A PROMESSA PORTUGUESA QUE ABRE A TEMPORADA DO CICLO DE PIANO

António Areal
António Areal

Uma pessoa considera-se sempre a ela própria como individual, única, e talvez mais singular que qualquer outro ser humano. Até que chega o momento de falar de si própria. A facilidade com que caímos no mais banal, no mais comum e naquilo que queríamos precisamente evitar. “Gosto de pintura, gosto de ir ao cinema e de fazer desporto, de conviver, de cozinhar e de estar na natureza…”. Mas afinal também são estas aparentes trivialidades que nos unem como seres humanos. Há um sentimento dentro de todos nós, no profundo da nossa essência, que está representado nestas atividades que todos fazemos. A vida. Uma sensação coletiva, universal e intemporal. Para mim não há melhor exemplo desta sensação do que a música. A música não é mais nem menos do que a própria vida. “A linguagem onde toda a linguagem termina” (Rilke), uma linguagem universal sem barreiras, que não tem limites e permite explorar todo o complexo espectro existencial. Um caminho sem fim, um poço sem fundo. É na música que encontro uma expressão sincera da vida, e de facetas do ser humano que normalmente estão escondidas e que muitas vezes não sabíamos possíveis. A transcendência sendo uma delas. Questionar os mistérios sem resposta, ir mais longe com cada século que passa, através da procura constante e incansável que alimenta a alma. A primeira sensação de transcendência que tive foi ao ouvir Alina de Arvo Pärt. Era muito pequeno e nessa altura estava internado no hospital e recordo-me do trauma de ouvir estas obras. O sentimento intemporal e imóvel que esta música tem, juntamente com uma força gravitacional esmagadora. Foi uma experiência inesquecível, ainda agora me custa encontrar palavras para a descrever.

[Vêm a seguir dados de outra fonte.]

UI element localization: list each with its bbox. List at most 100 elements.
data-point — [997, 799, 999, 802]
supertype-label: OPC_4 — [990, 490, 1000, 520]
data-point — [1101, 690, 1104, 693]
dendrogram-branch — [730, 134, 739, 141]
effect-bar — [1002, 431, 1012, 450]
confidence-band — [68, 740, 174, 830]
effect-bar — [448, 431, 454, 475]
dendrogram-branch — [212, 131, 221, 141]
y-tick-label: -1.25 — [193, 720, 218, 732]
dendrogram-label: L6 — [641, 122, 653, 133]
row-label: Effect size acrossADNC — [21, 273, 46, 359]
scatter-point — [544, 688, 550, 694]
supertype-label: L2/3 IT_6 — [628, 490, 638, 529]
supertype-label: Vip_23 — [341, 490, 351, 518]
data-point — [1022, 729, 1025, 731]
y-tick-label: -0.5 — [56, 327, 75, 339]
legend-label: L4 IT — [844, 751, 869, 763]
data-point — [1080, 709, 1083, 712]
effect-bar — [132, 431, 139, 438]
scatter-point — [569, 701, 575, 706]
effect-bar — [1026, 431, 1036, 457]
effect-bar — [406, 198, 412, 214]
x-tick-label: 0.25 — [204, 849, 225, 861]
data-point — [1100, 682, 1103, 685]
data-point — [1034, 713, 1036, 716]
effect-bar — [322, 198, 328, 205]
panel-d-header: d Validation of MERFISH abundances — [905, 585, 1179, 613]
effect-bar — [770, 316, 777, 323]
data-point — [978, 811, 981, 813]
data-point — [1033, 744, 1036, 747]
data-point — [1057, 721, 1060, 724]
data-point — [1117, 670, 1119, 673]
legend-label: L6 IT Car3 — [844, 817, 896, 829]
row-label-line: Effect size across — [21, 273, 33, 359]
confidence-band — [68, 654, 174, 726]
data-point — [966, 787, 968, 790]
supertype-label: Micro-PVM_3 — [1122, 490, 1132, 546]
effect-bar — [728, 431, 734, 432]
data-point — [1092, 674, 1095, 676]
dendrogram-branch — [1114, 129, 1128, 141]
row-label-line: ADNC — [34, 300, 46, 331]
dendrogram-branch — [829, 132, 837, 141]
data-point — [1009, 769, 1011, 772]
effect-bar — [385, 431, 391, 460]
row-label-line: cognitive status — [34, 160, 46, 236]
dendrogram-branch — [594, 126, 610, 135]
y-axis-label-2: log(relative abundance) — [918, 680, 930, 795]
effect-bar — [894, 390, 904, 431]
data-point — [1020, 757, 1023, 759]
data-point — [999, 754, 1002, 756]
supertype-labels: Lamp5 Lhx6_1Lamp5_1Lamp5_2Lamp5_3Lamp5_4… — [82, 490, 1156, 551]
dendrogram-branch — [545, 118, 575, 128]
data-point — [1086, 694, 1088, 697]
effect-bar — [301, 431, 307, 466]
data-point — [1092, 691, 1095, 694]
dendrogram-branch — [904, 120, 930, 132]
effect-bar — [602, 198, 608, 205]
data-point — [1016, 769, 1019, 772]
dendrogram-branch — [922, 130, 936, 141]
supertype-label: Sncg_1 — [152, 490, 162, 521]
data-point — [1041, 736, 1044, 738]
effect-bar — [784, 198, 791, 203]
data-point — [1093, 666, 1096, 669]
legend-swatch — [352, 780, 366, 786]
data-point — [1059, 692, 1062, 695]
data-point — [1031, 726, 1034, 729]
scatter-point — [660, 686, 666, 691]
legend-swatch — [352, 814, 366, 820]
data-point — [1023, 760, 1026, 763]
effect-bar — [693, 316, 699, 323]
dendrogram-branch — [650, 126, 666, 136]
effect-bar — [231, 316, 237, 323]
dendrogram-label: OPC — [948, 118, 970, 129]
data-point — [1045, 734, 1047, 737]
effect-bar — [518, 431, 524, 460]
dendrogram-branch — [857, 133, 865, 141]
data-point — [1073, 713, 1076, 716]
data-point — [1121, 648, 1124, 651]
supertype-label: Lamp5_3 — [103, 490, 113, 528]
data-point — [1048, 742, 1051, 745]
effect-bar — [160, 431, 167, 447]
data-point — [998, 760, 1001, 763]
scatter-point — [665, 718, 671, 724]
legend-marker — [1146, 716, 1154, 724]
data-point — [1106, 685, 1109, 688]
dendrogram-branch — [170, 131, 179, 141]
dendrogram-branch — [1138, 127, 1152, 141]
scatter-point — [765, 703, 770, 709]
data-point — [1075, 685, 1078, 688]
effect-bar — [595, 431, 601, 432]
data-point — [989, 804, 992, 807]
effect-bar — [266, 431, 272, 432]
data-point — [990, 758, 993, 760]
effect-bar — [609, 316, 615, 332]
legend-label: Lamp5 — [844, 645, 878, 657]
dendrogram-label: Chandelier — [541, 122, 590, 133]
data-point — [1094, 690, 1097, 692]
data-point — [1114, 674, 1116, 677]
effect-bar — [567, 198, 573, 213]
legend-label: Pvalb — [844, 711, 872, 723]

O meu primeiro amor musical foi o banjo! Havia algo no som que me fascinava muito, mas, não havendo esse instrumento no Conservatório, acabei por ficar no piano, onde começaria um momento dourado da minha vida. Estudei no ensino integrado num ambiente familiar e em 10 anos formei um núcleo de amizades que trago sempre comigo. A decisão de seguir música surgiu de maneira espontânea e inesperada. Lembro-me, aos 15 anos, de quando chegou o ano da decisão de continuar ou não no Conservatório. Ao princípio isso não me preocupava, porque tinha noção de que ainda faltava muito tempo para escolher. Certo dia o meu diretor de turma da altura disse que, por erro na secretaria, quem quisesse ficar tinha de assinar os papéis nesse mesmo dia! Em pânico liguei à minha mãe, que me pergunta: “Estás feliz aí?…”. “Sim”, e fiquei até hoje na música… Sempre senti que a música preenchia um espaço dentro de mim, como nenhuma outra coisa o fazia. Era um momento profundo, de sensações que me deixavam noutro mundo e me transportavam para um patamar diferente no qual me sentia em casa, uma casa que não sabia que tinha. Tinham muito valor esses momentos de contacto musical, a ouvir ou a tocar, e gradualmente fui decidindo pelo que pensei que fazia sentido, dedicar-me àquilo de que mais gosto. Mantenho desde então o espírito livre e tento tornar a música parte do meu alento humano, usá-la como veículo para explorar a vida.

Paralelamente, inspiro-me muito nos desportistas de alta competição. Há um paralelismo muito evidente com um músico profissional. A paixão é idêntica, a dedicação, a luta constante e os processos a longo prazo são de grande inspiração para mim. E também nos próprios artistas e músicos, clássicos e não só, como James Brown, com quem tenho a enorme honra de partilhar a data de aniversário.